The average B factors (mean squared atomic positional fluctuations multiplied by 8π²/3) in Ų during the atomic-resolution simulations of models are plotted for each residue: soluble 1R9O1 (A, black and red), membrane-bound 1R9OH1 (A, green and blue), soluble 1R9O2 (B, black and red), and membrane-bound1R9OH2 (B, green and blue) (in each case, with and without product (FLO) bound).

Figure 5. Tunnels from the CYP2C9 buried active site to the protein surface.

(A) Cartoon representation of all tunnels that were observed to open during the atomic-resolution simulations, labeled according to the nomenclature of Cojocaru et al. . The percentage of trajectory frames in which different channels were open (the smallest radius along the tunnel >1.2 Å) is shown for the models 1R9O1, 1R9OH1 (B), and 1R9O2, 1R9OH2 (C). The colors of the bars correspond to the colors assigned to each tunnel in (A).

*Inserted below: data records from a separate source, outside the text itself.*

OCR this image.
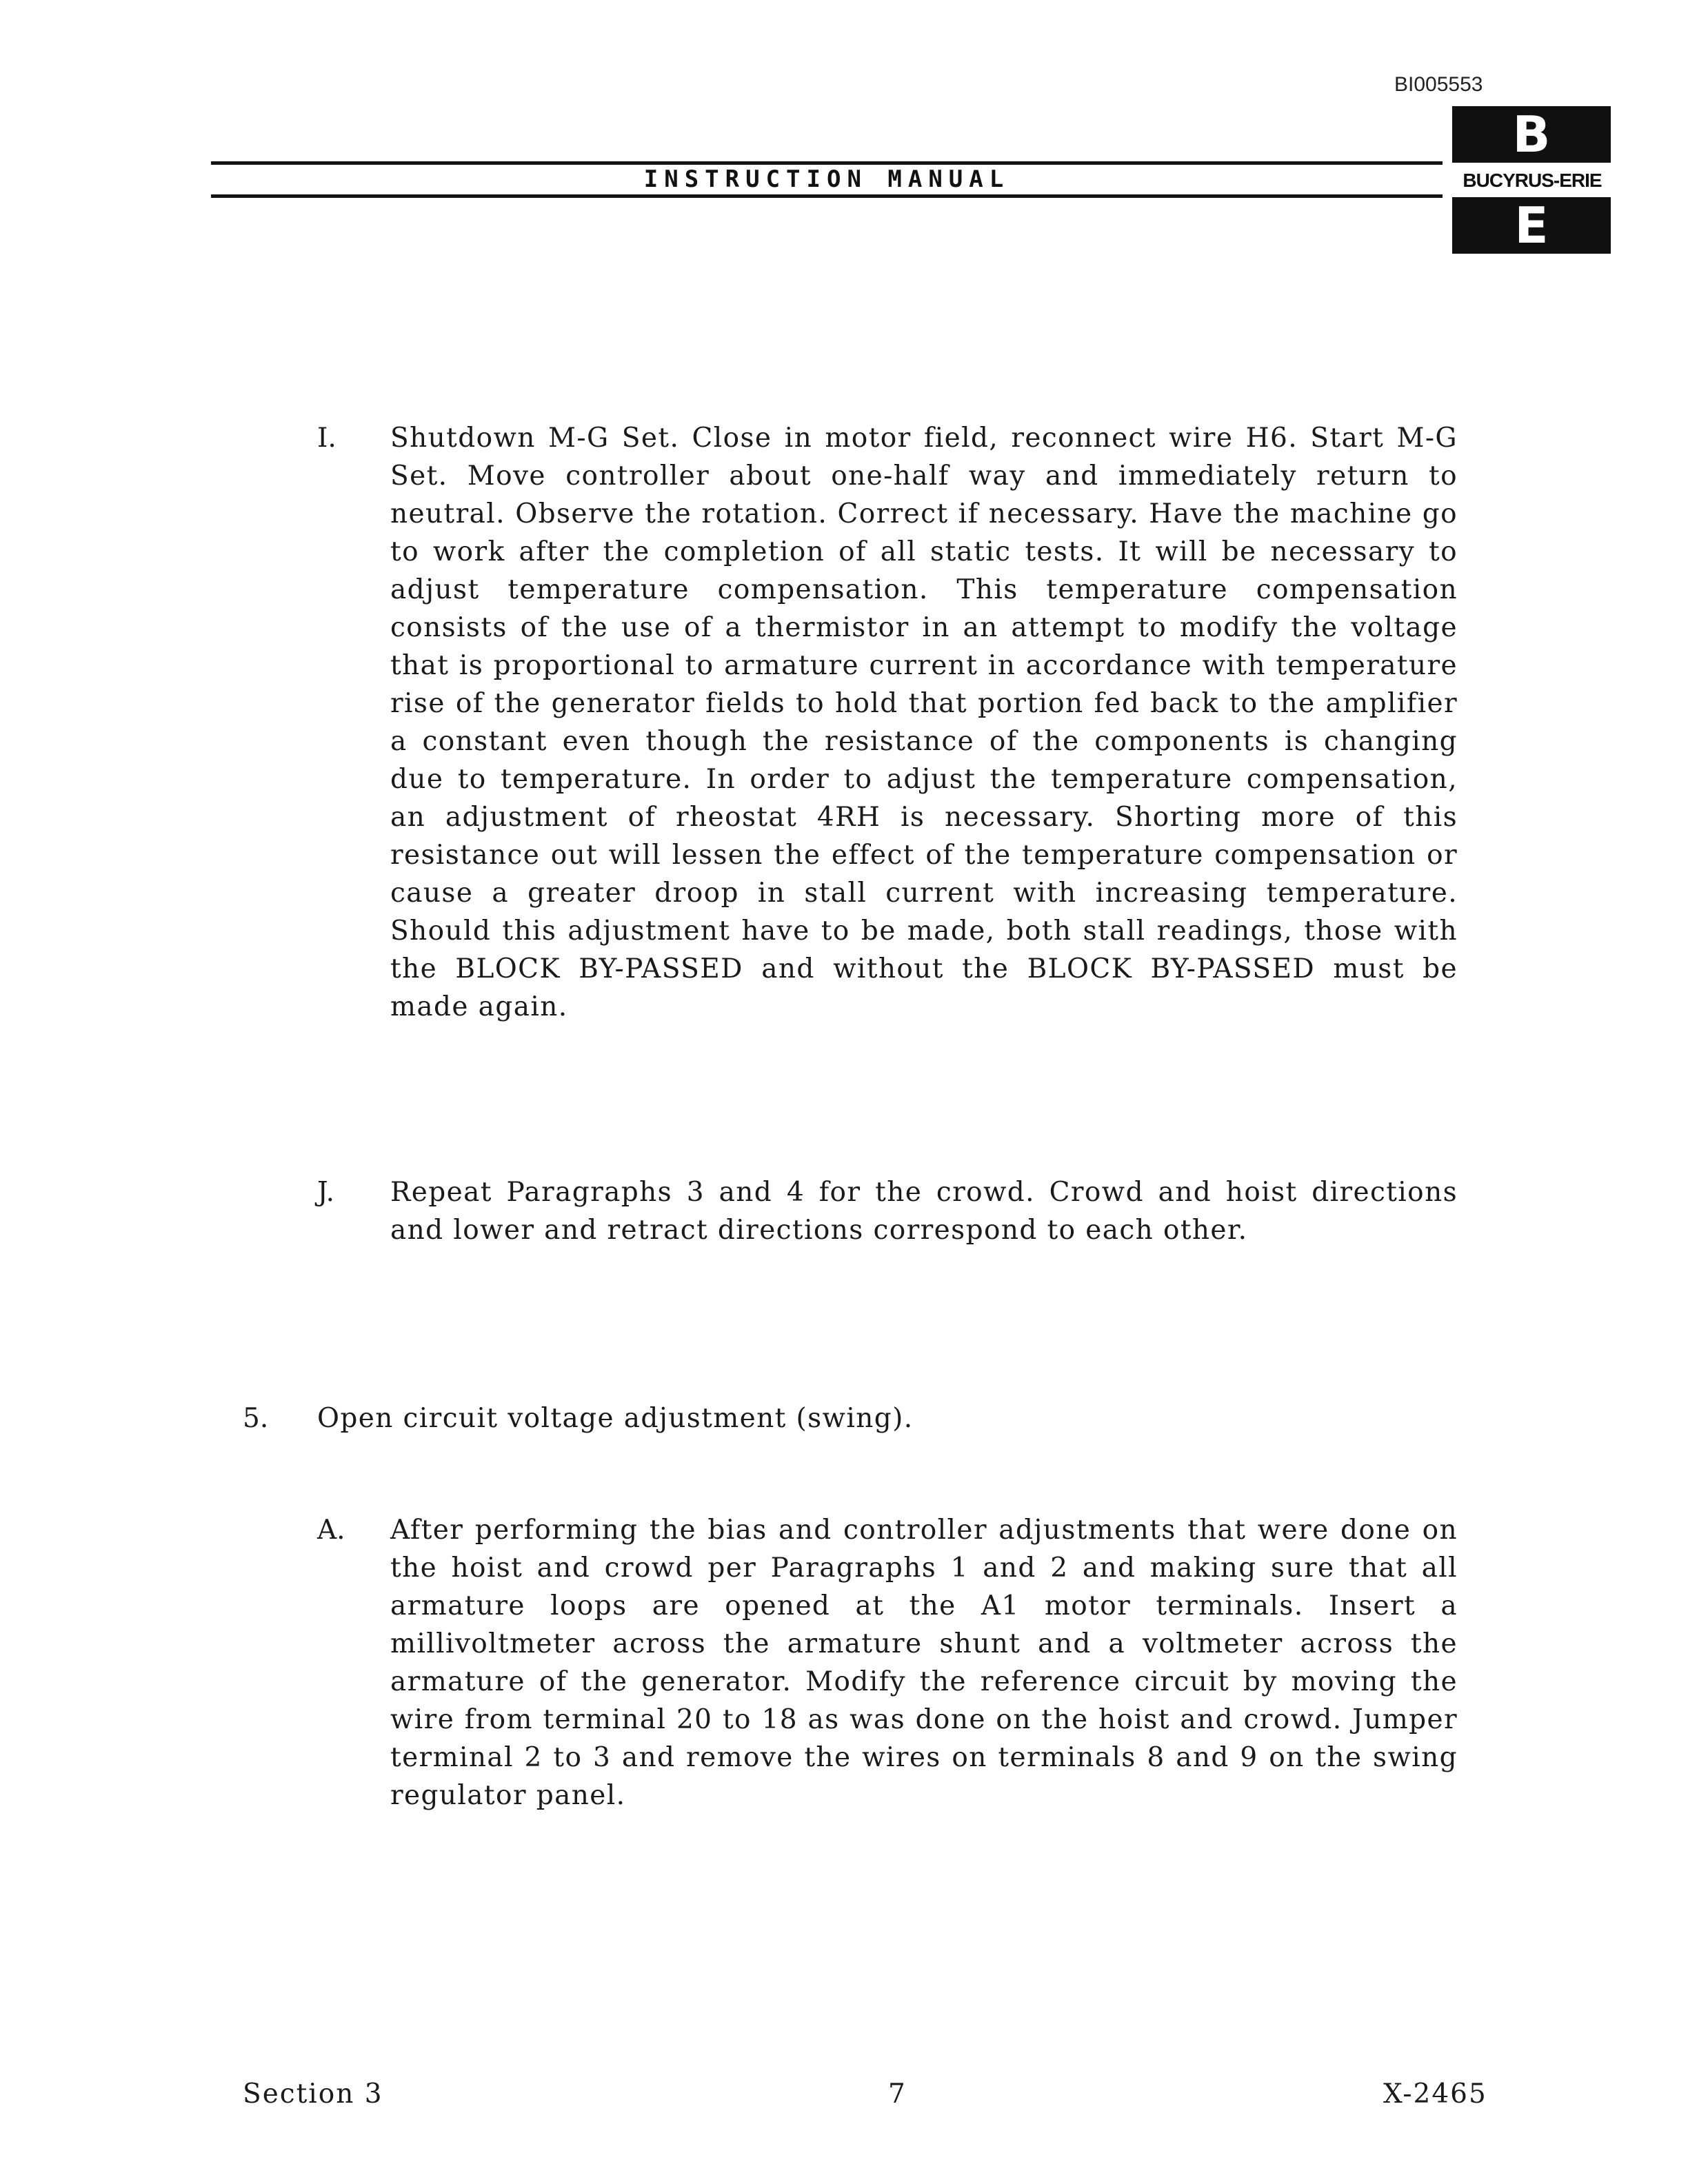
BI005553
INSTRUCTION MANUAL
B
BUCYRUS-ERIE
E
I. Shutdown M-G Set. Close in motor field, reconnect wire H6. Start M-G Set. Move controller about one-half way and immediately return to neutral. Observe the rotation. Correct if necessary. Have the machine go to work after the completion of all static tests. It will be necessary to adjust temperature compensation. This temperature compensation consists of the use of a thermistor in an attempt to modify the voltage that is proportional to armature current in accordance with temperature rise of the generator fields to hold that portion fed back to the amplifier a constant even though the resistance of the components is changing due to temperature. In order to adjust the temperature compensation, an adjustment of rheostat 4RH is necessary. Shorting more of this resistance out will lessen the effect of the temperature compensation or cause a greater droop in stall current with increasing temperature. Should this adjustment have to be made, both stall readings, those with the BLOCK BY-PASSED and without the BLOCK BY-PASSED must be made again.
J. Repeat Paragraphs 3 and 4 for the crowd. Crowd and hoist directions and lower and retract directions correspond to each other.
5. Open circuit voltage adjustment (swing).
A. After performing the bias and controller adjustments that were done on the hoist and crowd per Paragraphs 1 and 2 and making sure that all armature loops are opened at the A1 motor terminals. Insert a millivoltmeter across the armature shunt and a voltmeter across the armature of the generator. Modify the reference circuit by moving the wire from terminal 20 to 18 as was done on the hoist and crowd. Jumper terminal 2 to 3 and remove the wires on terminals 8 and 9 on the swing regulator panel.
Section 3	7	X-2465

Figure 6. Correlation between the opening and closing of different tunnels during the simulations.

The smallest radius along each tunnel is plotted during the atomic-resolution simulations of membrane-bound (1R9OH2) and soluble (1R9O2) CYP2C9. (A) The apo form of 1R9O2. (B) 1R9O2 with bound substrate (flurbiprofen (FLU)). (C) 1R9O2 with bound product (4-hydroxy-flurbiprofen (FLO)). (D) The apo form of 1R9OH2. (E) 1R9OH2 with bound product (FLO). The color map ranges from closed (red to dark yellow) to open tunnels (light yellow to green).

Figure 7. Conformational states of the internal aromatic gate formed by F100, F114 and F476.

(A) Closed. (B) Open. The distances between the centers of the phenyl rings (d₁: F100–F114 (black), d₂: F100–F476 (red)) define the conformational state of the gate. The gate was considered open if d₂>7 Å while d₁ was used to define the position of F100 with respect to the other phenylalanines. (C, E) The percentages of trajectory frames in which the gate is open in the atomic-resolution simulations of models 1R9O1, 1R9OH1 (C) and 1R9O2, 1R9OH2 (E). (D, F) The area covered by the centers of the phenyl rings projected on the heme plane (see Fig. S10 for details) in the atomic-resolution simulations of models 1R9O1, 1R9OH1 (D) and 1R9O2, 1R9OH2 (F).